BELECKE ▪ Das Regionale-Jahr 2013 ist gerade zu Ende gegangen, da kommt ein Projekt in Gang, das in Zukunft Ausstrahlung auf den ganzen Ostkreis haben soll. Das Projekt „Steine und mehr“ erhält am Freitag seinen ersten weithin sichtbaren Baustein: Am Rande des Drewer Steinbruchs wird am Morgen ein Container aufgestellt, aus dem heraus zukünftig über die Steinbruch-Kante ein Blick in den Steinbruch-See geworfen werden kann.

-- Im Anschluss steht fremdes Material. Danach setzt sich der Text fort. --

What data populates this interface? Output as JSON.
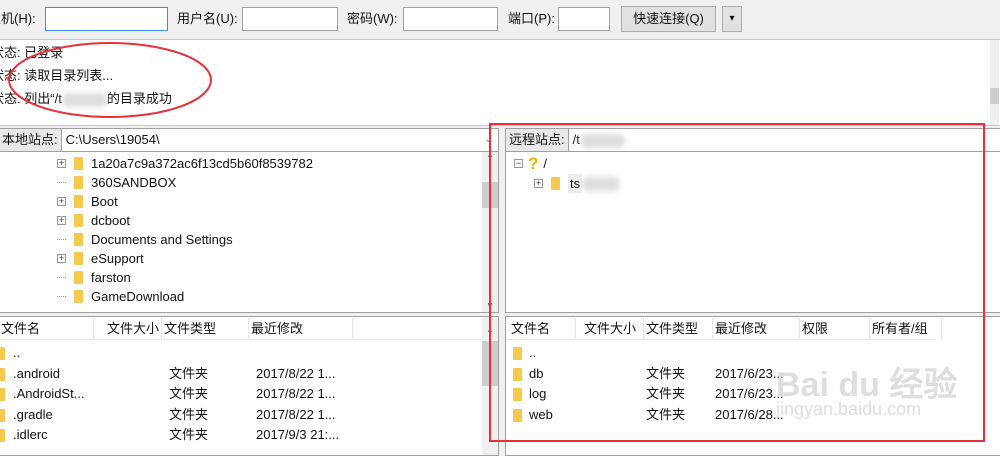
{
  "toolbar": {
    "host_label": "主机(H):",
    "host_value": "",
    "user_label": "用户名(U):",
    "user_value": "",
    "pass_label": "密码(W):",
    "pass_value": "",
    "port_label": "端口(P):",
    "port_value": "",
    "quickconnect_label": "快速连接(Q)",
    "dropdown_icon": "▾"
  },
  "log": [
    {
      "prefix": "状态:",
      "text": "已登录"
    },
    {
      "prefix": "状态:",
      "text": "读取目录列表..."
    },
    {
      "prefix": "状态:",
      "text": "列出“/t",
      "suffix": "的目录成功"
    }
  ],
  "local": {
    "site_label": "本地站点:",
    "path": "C:\\Users\\19054\\",
    "tree": [
      {
        "name": "1a20a7c9a372ac6f13cd5b60f8539782",
        "expandable": true
      },
      {
        "name": "360SANDBOX",
        "expandable": false
      },
      {
        "name": "Boot",
        "expandable": true
      },
      {
        "name": "dcboot",
        "expandable": true
      },
      {
        "name": "Documents and Settings",
        "expandable": false
      },
      {
        "name": "eSupport",
        "expandable": true
      },
      {
        "name": "farston",
        "expandable": false
      },
      {
        "name": "GameDownload",
        "expandable": false
      }
    ],
    "columns": [
      "文件名",
      "文件大小",
      "文件类型",
      "最近修改"
    ],
    "files": [
      {
        "name": "..",
        "size": "",
        "type": "",
        "modified": ""
      },
      {
        "name": ".android",
        "size": "",
        "type": "文件夹",
        "modified": "2017/8/22 1..."
      },
      {
        "name": ".AndroidSt...",
        "size": "",
        "type": "文件夹",
        "modified": "2017/8/22 1..."
      },
      {
        "name": ".gradle",
        "size": "",
        "type": "文件夹",
        "modified": "2017/8/22 1..."
      },
      {
        "name": ".idlerc",
        "size": "",
        "type": "文件夹",
        "modified": "2017/9/3 21:..."
      }
    ]
  },
  "remote": {
    "site_label": "远程站点:",
    "path": "/t",
    "tree": [
      {
        "name": "/"
      },
      {
        "name": "ts"
      }
    ],
    "columns": [
      "文件名",
      "文件大小",
      "文件类型",
      "最近修改",
      "权限",
      "所有者/组"
    ],
    "files": [
      {
        "name": "..",
        "type": "",
        "modified": ""
      },
      {
        "name": "db",
        "type": "文件夹",
        "modified": "2017/6/23..."
      },
      {
        "name": "log",
        "type": "文件夹",
        "modified": "2017/6/23..."
      },
      {
        "name": "web",
        "type": "文件夹",
        "modified": "2017/6/28..."
      }
    ]
  },
  "watermark": "Baidu经验 jingyan.baidu.com",
  "colors": {
    "annotation": "#e8303a",
    "folder": "#f5c94e"
  }
}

Bereits am frühen Morgen rückt ein 80-Tonnen-Kran an, um den ausgedienten und für die neuen Zwecke hergerichteten Hochsee-Container an der richtigen Stelle zu platzieren. Fündig geworden bei der Suche nach dem richtigen Objekt ist die Stadt Warstein übrigens bei Peter Linnemann. Der CDU-Fraktionsvorsitzende und Ortsvorsteher von Allagen handelt beruflich mit Containern und konnte auf diese Weise ein passendes Objekt liefern. Es handelt sich um einen ausgedienten, etwas drei Tonnen schweren See-Container, der von außen mit Lärchenholz verkleidet worden ist. Für den Ausblick aus dem Container heraus hat sich Peter Linnemann etwas Besonderes einfallen lassen. In eine Stirnseite hat er mit dem Laser die Struktur einer Muschel einschneiden lassen, so dass die zukünftigen Besucher demnächst aus dieser Muschel heraus in den Steinbruch blicken können. Dieser ungewöhnliche Aussichtspunkt ist Teil einer Stein-Radroute, die Warstein mit Geseke und Anröchte verbindet. Normalerweise wird der Container stets geöffnet sein, nur im Winter soll das doppelflügelige Tor geschlossen werden, da in dieser Zeit kaum mit interessierten Radwanderern auf der Strecke gerechnet werden dürfte.